Para superar la crisis, Nehemías convocó a una gran asamblea. La situación
descrita era intolerable, porque contrariaba la letra y el espíritu de la legislación
deuteronómica, que prescribía la condonación de las deudas y la liberación de los
esclavos en el año sabático (Dt 15,1-6). Pero la gente empobrecida no podía
esperar hasta el próximo año sabático, y por eso el gran reformador radicalizó la
exigencia: Devuélvanles hoy mismo sus campos, sus viñas, sus olivares y sus
casas, y anulen la deuda de la plata, el trigo, el vino y el aceite que ustedes les
prestaron (5,11). Y no contento con dar esta orden, obligó a los acreedores a jurar
delante de Dios que renunciaban a sus derechos, siendo él mismo el primero en dar
el ejemplo (5,10-13). De este modo se logró la condonación de las deudas que
abrumaban a los agricultores empobrecidos y se preservó la paz social.

La segunda misión de Nehemías


Después de finalizar su primer mandato como gobernador de Jerusalén, Nehemías
pasó un tiempo en Persia. Pero antes de la muerte de Artajerjes I (en el 424 a. C.)
obtuvo una nueva autorización para ir a Jerusalén y allí se encontró una vez más
con un estado de cosas que lo obligó a tomar drásticas medidas.
Como primera medida él manifestó su oposición al alto clero y a las familias
aristocráticas que sacaban provecho de los intercambios comerciales con
extranjeros,
profanando incluso el recinto sagrado del Templo (13,4-9).

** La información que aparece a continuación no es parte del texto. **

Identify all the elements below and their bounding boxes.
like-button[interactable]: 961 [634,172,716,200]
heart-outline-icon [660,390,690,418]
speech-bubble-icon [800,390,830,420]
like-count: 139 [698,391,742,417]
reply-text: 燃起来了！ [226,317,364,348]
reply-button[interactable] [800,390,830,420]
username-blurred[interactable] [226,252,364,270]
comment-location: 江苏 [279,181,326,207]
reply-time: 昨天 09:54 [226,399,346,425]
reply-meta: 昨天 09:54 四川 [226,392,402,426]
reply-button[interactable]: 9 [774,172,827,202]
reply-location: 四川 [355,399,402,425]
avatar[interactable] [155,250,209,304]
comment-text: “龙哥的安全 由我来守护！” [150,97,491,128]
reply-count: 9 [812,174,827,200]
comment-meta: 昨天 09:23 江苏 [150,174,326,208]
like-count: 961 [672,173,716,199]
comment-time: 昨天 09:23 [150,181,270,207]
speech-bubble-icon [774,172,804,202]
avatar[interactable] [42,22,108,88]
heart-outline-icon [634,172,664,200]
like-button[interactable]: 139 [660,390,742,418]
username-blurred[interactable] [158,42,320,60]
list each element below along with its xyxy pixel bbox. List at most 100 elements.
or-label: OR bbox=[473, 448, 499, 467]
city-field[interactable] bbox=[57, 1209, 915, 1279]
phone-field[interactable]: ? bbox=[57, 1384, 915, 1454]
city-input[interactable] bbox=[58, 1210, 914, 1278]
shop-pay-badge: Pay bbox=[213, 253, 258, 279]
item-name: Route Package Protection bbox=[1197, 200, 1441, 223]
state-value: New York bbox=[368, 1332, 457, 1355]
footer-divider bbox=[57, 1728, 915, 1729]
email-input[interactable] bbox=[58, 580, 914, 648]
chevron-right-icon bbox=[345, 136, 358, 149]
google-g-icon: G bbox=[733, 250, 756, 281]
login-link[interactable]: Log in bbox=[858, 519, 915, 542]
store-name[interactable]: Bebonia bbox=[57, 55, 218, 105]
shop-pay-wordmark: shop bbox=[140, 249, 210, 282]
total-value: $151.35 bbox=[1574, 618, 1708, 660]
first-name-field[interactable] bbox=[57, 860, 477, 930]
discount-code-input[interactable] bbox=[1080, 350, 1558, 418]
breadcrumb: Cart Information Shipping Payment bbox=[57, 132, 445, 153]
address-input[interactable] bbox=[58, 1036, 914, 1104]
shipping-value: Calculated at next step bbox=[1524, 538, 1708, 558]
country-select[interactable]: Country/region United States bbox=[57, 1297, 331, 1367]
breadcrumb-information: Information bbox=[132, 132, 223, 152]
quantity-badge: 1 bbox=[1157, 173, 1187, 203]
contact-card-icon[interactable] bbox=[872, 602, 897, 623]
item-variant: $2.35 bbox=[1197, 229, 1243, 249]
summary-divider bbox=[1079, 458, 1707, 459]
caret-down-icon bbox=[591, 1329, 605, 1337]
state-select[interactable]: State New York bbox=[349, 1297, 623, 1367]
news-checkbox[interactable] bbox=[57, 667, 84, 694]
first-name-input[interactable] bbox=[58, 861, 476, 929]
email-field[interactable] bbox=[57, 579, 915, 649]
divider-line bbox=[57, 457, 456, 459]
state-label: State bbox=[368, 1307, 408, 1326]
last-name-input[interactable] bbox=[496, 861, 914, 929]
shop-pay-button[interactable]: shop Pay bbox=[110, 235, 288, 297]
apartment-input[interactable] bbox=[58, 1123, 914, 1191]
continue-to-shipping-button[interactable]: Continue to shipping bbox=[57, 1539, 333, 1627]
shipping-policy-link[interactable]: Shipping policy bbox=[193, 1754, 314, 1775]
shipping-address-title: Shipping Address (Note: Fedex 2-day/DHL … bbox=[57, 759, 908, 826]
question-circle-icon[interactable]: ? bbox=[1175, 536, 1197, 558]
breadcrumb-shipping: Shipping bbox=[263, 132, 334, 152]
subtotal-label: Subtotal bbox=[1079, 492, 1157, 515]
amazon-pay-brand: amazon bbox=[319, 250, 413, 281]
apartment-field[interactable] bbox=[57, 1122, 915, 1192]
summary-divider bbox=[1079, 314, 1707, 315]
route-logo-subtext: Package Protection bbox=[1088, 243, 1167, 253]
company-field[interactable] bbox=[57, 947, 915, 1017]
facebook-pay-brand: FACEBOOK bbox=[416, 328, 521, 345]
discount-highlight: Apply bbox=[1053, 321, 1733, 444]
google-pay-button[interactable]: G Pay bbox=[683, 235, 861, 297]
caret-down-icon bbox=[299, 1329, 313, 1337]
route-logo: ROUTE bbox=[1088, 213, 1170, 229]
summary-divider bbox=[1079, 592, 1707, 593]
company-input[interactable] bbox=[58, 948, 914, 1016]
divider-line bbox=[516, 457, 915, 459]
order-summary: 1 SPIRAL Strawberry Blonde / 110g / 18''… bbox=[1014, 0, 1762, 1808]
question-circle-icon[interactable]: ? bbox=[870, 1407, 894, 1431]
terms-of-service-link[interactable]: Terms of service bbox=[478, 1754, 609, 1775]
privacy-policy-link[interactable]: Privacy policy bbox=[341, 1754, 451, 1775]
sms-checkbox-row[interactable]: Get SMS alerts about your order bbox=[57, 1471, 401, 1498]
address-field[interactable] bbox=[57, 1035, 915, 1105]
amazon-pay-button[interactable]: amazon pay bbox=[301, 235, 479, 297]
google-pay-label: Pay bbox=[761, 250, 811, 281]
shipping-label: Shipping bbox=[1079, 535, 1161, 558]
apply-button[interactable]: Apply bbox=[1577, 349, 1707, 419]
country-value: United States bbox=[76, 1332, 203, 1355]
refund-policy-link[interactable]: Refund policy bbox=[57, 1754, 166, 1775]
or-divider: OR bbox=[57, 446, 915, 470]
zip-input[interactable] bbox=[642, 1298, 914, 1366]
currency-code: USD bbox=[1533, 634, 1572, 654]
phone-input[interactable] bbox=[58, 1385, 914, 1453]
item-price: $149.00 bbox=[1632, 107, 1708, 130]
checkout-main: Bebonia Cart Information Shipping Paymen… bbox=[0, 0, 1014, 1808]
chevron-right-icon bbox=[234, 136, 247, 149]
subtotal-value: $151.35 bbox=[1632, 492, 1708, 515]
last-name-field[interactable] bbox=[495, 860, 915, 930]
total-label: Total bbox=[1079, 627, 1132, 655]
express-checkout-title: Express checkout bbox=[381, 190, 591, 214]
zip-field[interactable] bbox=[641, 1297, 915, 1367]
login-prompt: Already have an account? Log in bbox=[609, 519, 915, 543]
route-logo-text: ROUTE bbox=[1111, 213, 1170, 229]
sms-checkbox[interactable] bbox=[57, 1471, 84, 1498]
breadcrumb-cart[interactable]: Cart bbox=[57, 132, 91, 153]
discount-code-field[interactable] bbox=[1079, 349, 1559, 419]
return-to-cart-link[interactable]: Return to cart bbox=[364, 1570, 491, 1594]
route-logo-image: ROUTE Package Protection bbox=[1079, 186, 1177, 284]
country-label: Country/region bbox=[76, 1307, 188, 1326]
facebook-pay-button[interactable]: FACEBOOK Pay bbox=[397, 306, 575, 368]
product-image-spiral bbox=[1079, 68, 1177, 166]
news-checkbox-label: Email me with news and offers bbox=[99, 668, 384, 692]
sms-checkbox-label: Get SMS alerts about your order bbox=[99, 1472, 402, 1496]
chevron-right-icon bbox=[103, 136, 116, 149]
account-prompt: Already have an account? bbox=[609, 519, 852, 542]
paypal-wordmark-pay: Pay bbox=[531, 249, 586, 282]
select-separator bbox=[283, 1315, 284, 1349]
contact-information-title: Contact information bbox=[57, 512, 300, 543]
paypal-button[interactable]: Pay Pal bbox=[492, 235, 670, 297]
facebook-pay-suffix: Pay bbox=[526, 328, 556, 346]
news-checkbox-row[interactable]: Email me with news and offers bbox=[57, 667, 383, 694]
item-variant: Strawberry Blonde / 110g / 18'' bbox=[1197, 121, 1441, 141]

Por otra parte, como no
se pagaban los diezmos al Templo (cf. Mal 3,8-10), los levitas y los cantores no
recibían suficientes provisiones y se volvían a sus propias tierras, con el
consiguiente descuido de sus obligaciones cultuales. En este punto, Nehemías se
mostro intransigente. Exigió la estricta aplicación de lo establecido en Dt 14,22-27 o
en 26,12-13 sobre los diezmos del grano, del vino y del aceite, y nombró una
comisión encargada de velar por el cumplimiento de aquellas disposiciones (10,32;
13,15-22). Hizo salir a los extranjeros del recinto sagrado, prohibió los matrimonios
con mujeres extranjeras y también puso fin a las transgresiones del descanso
sabático, especialmente por parte de los comerciantes que vendían las mercancías
en las puertas de Jerusalén (10,32; 13,15-22; cf. Am 8,5; Jr 17,19-27; Is 58,13).
Las «memorias» de Nehemías lo muestran como un hombre de fe ardiente y
entregado en cuerpo y alma al servicio de su pueblo. Incluso cuando asume con
severidad la tarea de restaurar el orden en el Templo y en la Ciudad santa, se
percibe en su acción un eco de la predicación profética, que coincidía con la
legislación deuteronómica en defender el derecho de los pobres contra el egoísmo
de los ricos propietarios (Dt 24,10-22; cf. Am 2,6; 8,6; Jr 34,14; Miq 2,2).
Particularmente significativa es la sencilla oración con que Nehemías concluye su
relato: ¡Acuérdate de mí, Dios mío, para mi bien! (13,31).
Cuando el libro del Eclesiástico hace el elogio de los grandes antepasados de
Israel, le dedica estas palabras: También es grande el recuerdo de Nehemías: él fue
quien levantó nuestros muros en ruinas, el que puso puertas y cerrojos y
reconstruyó nuestras casas (Eclo 49,13).